Wirtschaft : Gardena wird schwedisch

Ulmer Gartengerätehersteller geht für 730 Millionen Euro an den Konkurrenten Husqvarna

Yasmin El-Sharif

Berlin - Der Gartengerätehersteller Gardena wird vom schwedischen Wettbewerber Husqvarna geschluckt. 730 Millionen Euro müssen die Schweden an den Finanzinvestor Industri Kapital, den bisherigen Besitzer von Gardena, zahlen, gab Gardena am Donnerstagmorgen bekannt. „Der Vertrag wurde gerade noch am späten Mittwoch, genau um 23 Uhr 59, unterzeichnet“, sagte Heribert Wettels, Pressesprecher bei Gardena, dem Tagesspiegel.

Der Kaufpreis beinhalte die Übertragung von Schulden, Gesellschaftsdarlehen und Rückstellungen für Pensionen in Höhe von 416 Millionen Euro. Das komplette Unternehmen würde voraussichtlich gegen Ende des ersten Quartals 2007 an Husqvarna gehen, sagte der Sprecher – vorausgesetzt die Kartellbehörden stimmten zu.

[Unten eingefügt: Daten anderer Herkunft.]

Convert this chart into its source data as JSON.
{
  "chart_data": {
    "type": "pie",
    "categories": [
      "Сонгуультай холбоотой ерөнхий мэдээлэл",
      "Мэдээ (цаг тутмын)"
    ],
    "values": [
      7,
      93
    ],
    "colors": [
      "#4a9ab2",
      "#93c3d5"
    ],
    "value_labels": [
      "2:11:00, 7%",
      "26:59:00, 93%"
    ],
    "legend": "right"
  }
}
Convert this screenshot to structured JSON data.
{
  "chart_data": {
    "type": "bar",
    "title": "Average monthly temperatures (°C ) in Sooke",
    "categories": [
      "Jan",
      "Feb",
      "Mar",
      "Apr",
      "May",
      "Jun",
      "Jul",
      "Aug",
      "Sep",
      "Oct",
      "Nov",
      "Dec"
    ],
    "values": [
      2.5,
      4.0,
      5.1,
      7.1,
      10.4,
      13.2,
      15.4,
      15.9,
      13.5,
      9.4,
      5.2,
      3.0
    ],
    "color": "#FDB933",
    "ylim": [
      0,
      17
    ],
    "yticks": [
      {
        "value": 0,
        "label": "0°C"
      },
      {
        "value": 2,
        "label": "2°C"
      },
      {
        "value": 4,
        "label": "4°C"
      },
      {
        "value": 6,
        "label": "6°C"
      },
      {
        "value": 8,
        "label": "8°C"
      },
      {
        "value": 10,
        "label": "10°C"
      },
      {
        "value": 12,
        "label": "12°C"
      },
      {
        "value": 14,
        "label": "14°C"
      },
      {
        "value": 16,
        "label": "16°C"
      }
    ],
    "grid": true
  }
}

Marktbeobachter halten den Verkaufspreis für recht hoch. Denn erst vor vier Jahren hatte Industri Kapital für Gardena geschätzte 350 Millionen Euro gezahlt. Damit hat sich der Preis inzwischen mehr als verdoppelt. Gardena-Sprecher Wettels sieht das jedoch als angemessen an. „Gardena hat sich einen besonders guten Namen gemacht, von dem Husqvarna ganz sicher profitiert.“ Hinzu komme, dass das Unternehmen eine gute Bilanz vorweisen könne. So steigerte Gardena im Geschäftsjahr 2005/2006, das Ende September aufhört, seinen Umsatz um sieben Prozent auf rund 422 Millionen Euro. Das operative Ergebnis (Ebitda) stieg um 13 Prozent auf 77 Millionen Euro. „Das ist das beste Ergebnis in der gesamten Firmengeschichte Gardenas“, sagte Wettels.

Zahlen, die wohl auch den schwedischen Konzern überzeugten. Der Vorstandsvorsitzende von Husqvarna, Bengt Andersson, sagte: „Gardena hat mit innovativen Produkten und einem herausragenden Kundendienst eine sehr starke Marke aufgebaut. Die Verbindung der beiden Unternehmen schafft nun Chancen für neues Wachstum sowohl für die Produkte von Gardena als auch für diejenigen von Husqvarna.“

Dabei wolle Husqvarna, das sich als weltgrößter Hersteller von Kettensägen, Rasenmähern und anderen Motor-Gartengeräten bezeichnet, vor allem vom starken Auftritt Gardenas in Europa Nutzen ziehen. Im Gegenzug solle der deutsche Gerätehersteller auf dem US-Markt stärker Fuß fassen.

Die Übernahme soll auf die rund 2900 Gardena-Mitarbeiter weltweit, wovon sich etwa 1600 an den drei deutschen Standorten in der Region Ulm befinden, keine Auswirkungen haben, sagte der Sprecher. „Das war zu keiner Zeit Gegenstand der Vertragsverhandlungen.“ Er gehe eher davon aus, dass es durch die Zusammenführung stärkere Auslastungen gebe. Auch für die Kunden solle sich nichts ändern, meinte Wettels. „Vielleicht gibt es demnächst ein paar Produkte mehr, die den Namen Gardena tragen, aber an der Tradition ändert sich nichts.“

Gardena befand sich seit 2002 im Besitz von Industri Kapital. Der Finanzinvestor trieb kontinuierlich die Internationalisierung voran. In der Folge habe Gardena in Süd- und Osteuropa Wachstumsraten in zweistelliger Höhe erreicht, sagte Detlef Dinsel von Industri Kapital. „Für uns war Gardena eine gute Investition, was auch an dem starken Interesse an dem Unternehmen im Verkaufsprozess deutlich wurde.“ Bei der Auswahl des künftigen Eigentümers hätten die Entwicklungsmöglichkeiten des Geschäfts, die Husqvarna geboten hat, eine große Rolle gespielt.